Through auditing the museum collection we aim to improve documentation about the objects we look after and put on display. During the audit we record the location, condition and take a photograph of each object so that we have a visual as well as a written record of everything.
Mondays are usually my audit day. It is very exciting task as I know I am opening boxes that may not have been opened in a long time! On audit days I either work in the stores collecting the location information and taking photographs, or I am updating the records onto our collections management database. The level of information the museum holds about the objects in store varies. Some objects have a good story documented on file, other objects may have had very little recorded about them at the time of donation.
If you find that you would like to contribute to any object information on the collection blogs, please do comment on the post, we always welcome more information!

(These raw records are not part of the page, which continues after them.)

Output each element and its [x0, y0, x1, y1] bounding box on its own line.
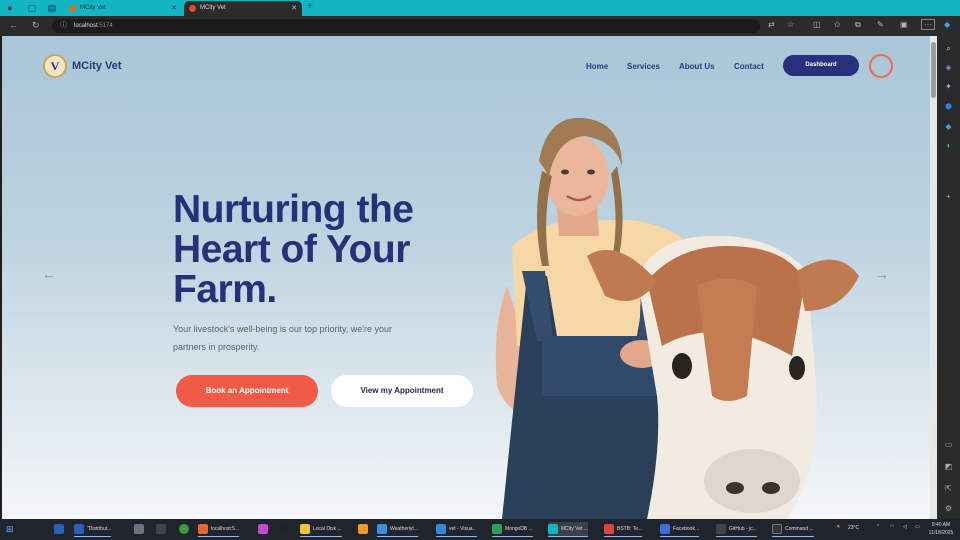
favorites-icon[interactable]: ✩ [834, 20, 841, 29]
weather-icon[interactable]: ☀ [836, 524, 840, 530]
drop-icon[interactable]: ◗ [944, 141, 953, 150]
taskbar-item[interactable]: Weatherlyt... [377, 522, 418, 537]
outlook-icon[interactable]: ◆ [944, 122, 953, 131]
logo-badge: V [43, 54, 67, 78]
tools-icon[interactable]: ✦ [944, 82, 953, 91]
address-bar: ← ↻ ⓘ localhost:5174 ⇄ ☆ ◫ ✩ ⧉ ✎ ▣ ··· ◆ [0, 16, 960, 36]
hero-subtitle: Your livestock's well-being is our top p… [173, 320, 473, 356]
hero-title-line: Nurturing the [173, 188, 414, 231]
taskbar-item[interactable]: "Distribut... [74, 522, 112, 537]
taskbar-item[interactable]: Command ... [772, 522, 814, 537]
volume-icon[interactable]: ◁ [903, 524, 907, 530]
tab-favicon [69, 5, 76, 12]
close-tab-icon[interactable]: ✕ [171, 1, 177, 16]
nav-home[interactable]: Home [586, 62, 608, 71]
favorite-star-icon[interactable]: ☆ [787, 20, 794, 29]
nav-services[interactable]: Services [627, 62, 660, 71]
taskbar-chrome-icon[interactable] [179, 522, 192, 537]
extensions-icon[interactable]: ▣ [900, 20, 908, 29]
url-field[interactable]: ⓘ localhost:5174 [52, 19, 760, 33]
back-icon[interactable]: ← [9, 20, 18, 30]
taskbar-item[interactable]: MongoDB ... [492, 522, 533, 537]
logo-text: MCity Vet [72, 60, 122, 72]
search-icon[interactable]: ⌕ [944, 44, 953, 53]
close-tab-icon[interactable]: ✕ [291, 1, 297, 16]
shopping-icon[interactable]: ◈ [944, 63, 953, 72]
more-menu-icon[interactable]: ··· [921, 19, 935, 30]
web-page: V MCity Vet Home Services About Us Conta… [2, 36, 937, 519]
taskbar-item[interactable]: vet - Visua... [436, 522, 477, 537]
add-sidebar-app-icon[interactable]: + [944, 192, 953, 201]
taskbar-item[interactable]: GitHub - jc... [716, 522, 757, 537]
settings-gear-icon[interactable]: ⚙ [944, 504, 953, 513]
taskbar-app-icon[interactable] [358, 522, 371, 537]
external-link-icon[interactable]: ⇱ [944, 484, 953, 493]
read-aloud-icon[interactable]: ⇄ [768, 20, 775, 29]
book-appointment-button[interactable]: Book an Appointment [176, 375, 318, 407]
profile-ring-button[interactable] [869, 54, 893, 78]
page-scrollbar[interactable] [930, 36, 937, 519]
nav-about-us[interactable]: About Us [679, 62, 715, 71]
feedback-icon[interactable]: ✎ [877, 20, 884, 29]
carousel-prev-icon[interactable]: ← [42, 266, 56, 282]
tab-favicon [189, 5, 196, 12]
tray-chevron-icon[interactable]: ⌃ [876, 524, 880, 530]
new-tab-icon[interactable]: + [307, 1, 313, 12]
wifi-icon[interactable]: ◠ [890, 524, 894, 530]
taskbar-item[interactable]: MCity Vet ... [548, 522, 588, 537]
taskbar-app-icon[interactable] [258, 522, 271, 537]
taskbar-item[interactable]: Facebook... [660, 522, 700, 537]
tab-actions-icon[interactable]: ▤ [47, 3, 57, 13]
start-icon[interactable]: ⊞ [6, 522, 14, 537]
hero-title: Nurturing the Heart of Your Farm. [173, 190, 473, 310]
taskbar-app-icon[interactable] [156, 522, 169, 537]
windows-taskbar: ⊞ "Distribut... localhost:5... Local Dis… [0, 519, 960, 540]
weather-temp[interactable]: 23°C [848, 525, 859, 531]
taskbar-item[interactable]: BSTB: Te... [604, 522, 643, 537]
tab-mcity-vet-2[interactable]: MCity Vet ✕ [184, 1, 302, 16]
scrollbar-thumb[interactable] [931, 42, 936, 98]
edge-sidebar: ⌕ ◈ ✦ ⬢ ◆ ◗ + ▭ ◩ ⇱ ⚙ [937, 36, 960, 519]
url-port: :5174 [97, 23, 113, 29]
taskbar-app-icon[interactable] [280, 522, 293, 537]
site-logo[interactable]: V MCity Vet [43, 54, 122, 78]
clock-time: 9:40 AM [931, 522, 951, 528]
refresh-icon[interactable]: ↻ [32, 20, 40, 31]
split-view-icon[interactable]: ◩ [944, 462, 953, 471]
sidebar-toggle-icon[interactable]: ▭ [944, 440, 953, 449]
url-host: localhost [74, 23, 98, 29]
hero-image-farmer-with-calf [495, 117, 859, 519]
profile-icon[interactable]: ● [5, 3, 15, 13]
dashboard-button[interactable]: Dashboard [783, 55, 859, 76]
battery-icon[interactable]: ▭ [915, 524, 920, 530]
system-clock[interactable]: 9:40 AM 11/18/2025 [925, 521, 957, 537]
collections-icon[interactable]: ⧉ [855, 20, 861, 30]
info-icon[interactable]: ⓘ [60, 19, 67, 33]
games-icon[interactable]: ⬢ [944, 102, 953, 111]
split-screen-icon[interactable]: ◫ [813, 20, 821, 29]
browser-tab-bar: ● ▢ ▤ MCity Vet ✕ MCity Vet ✕ + [0, 0, 960, 16]
hero-subtitle-line: Your livestock's well-being is our top p… [173, 324, 393, 334]
copilot-icon[interactable]: ◆ [944, 20, 950, 29]
carousel-next-icon[interactable]: → [875, 266, 889, 282]
tab-title: MCity Vet [80, 5, 106, 11]
hero-subtitle-line: partners in prosperity. [173, 342, 260, 352]
clock-date: 11/18/2025 [928, 530, 954, 536]
taskbar-word-icon[interactable] [54, 522, 67, 537]
tab-mcity-vet-1[interactable]: MCity Vet ✕ [64, 1, 182, 16]
tab-title: MCity Vet [200, 5, 226, 11]
view-appointment-button[interactable]: View my Appointment [331, 375, 473, 407]
taskbar-item[interactable]: localhost:5... [198, 522, 240, 537]
workspaces-icon[interactable]: ▢ [27, 3, 37, 13]
hero-title-line: Farm. [173, 268, 277, 311]
nav-contact[interactable]: Contact [734, 62, 764, 71]
hero-title-line: Heart of Your [173, 228, 410, 271]
taskbar-settings-icon[interactable] [134, 522, 147, 537]
taskbar-item[interactable]: Local Disk ... [300, 522, 342, 537]
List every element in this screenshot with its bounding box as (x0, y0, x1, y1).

Here a few items audited and updated yesterday…
Measham Ware teapot, 1912
Inscribed “Mr. and Mrs. Brown 1912 Home Sweet Home”. Pot decorated with baskets of flowers, sprays of thistles and leaves and peacocks. Two single thistles and floral decor together with small teapot on lid.
Teapots like these were also known as Barge Ware because they were often sold to working boatmen and women. They were often given as wedding presents or passed down through the family generations.
Blue engineering coping brick, 19th Century
Stamped “T-HARDY / NUNEATON”. Blue engineering bricks like these were manufactured in and around Nuneaton during the 1800s to 1900s. The quality of the clay is the local area is incredibly rich and companies such as Haunchwood Brick and Tile and Stanleys were successful at mining the clay and producing excellent building materials during this time.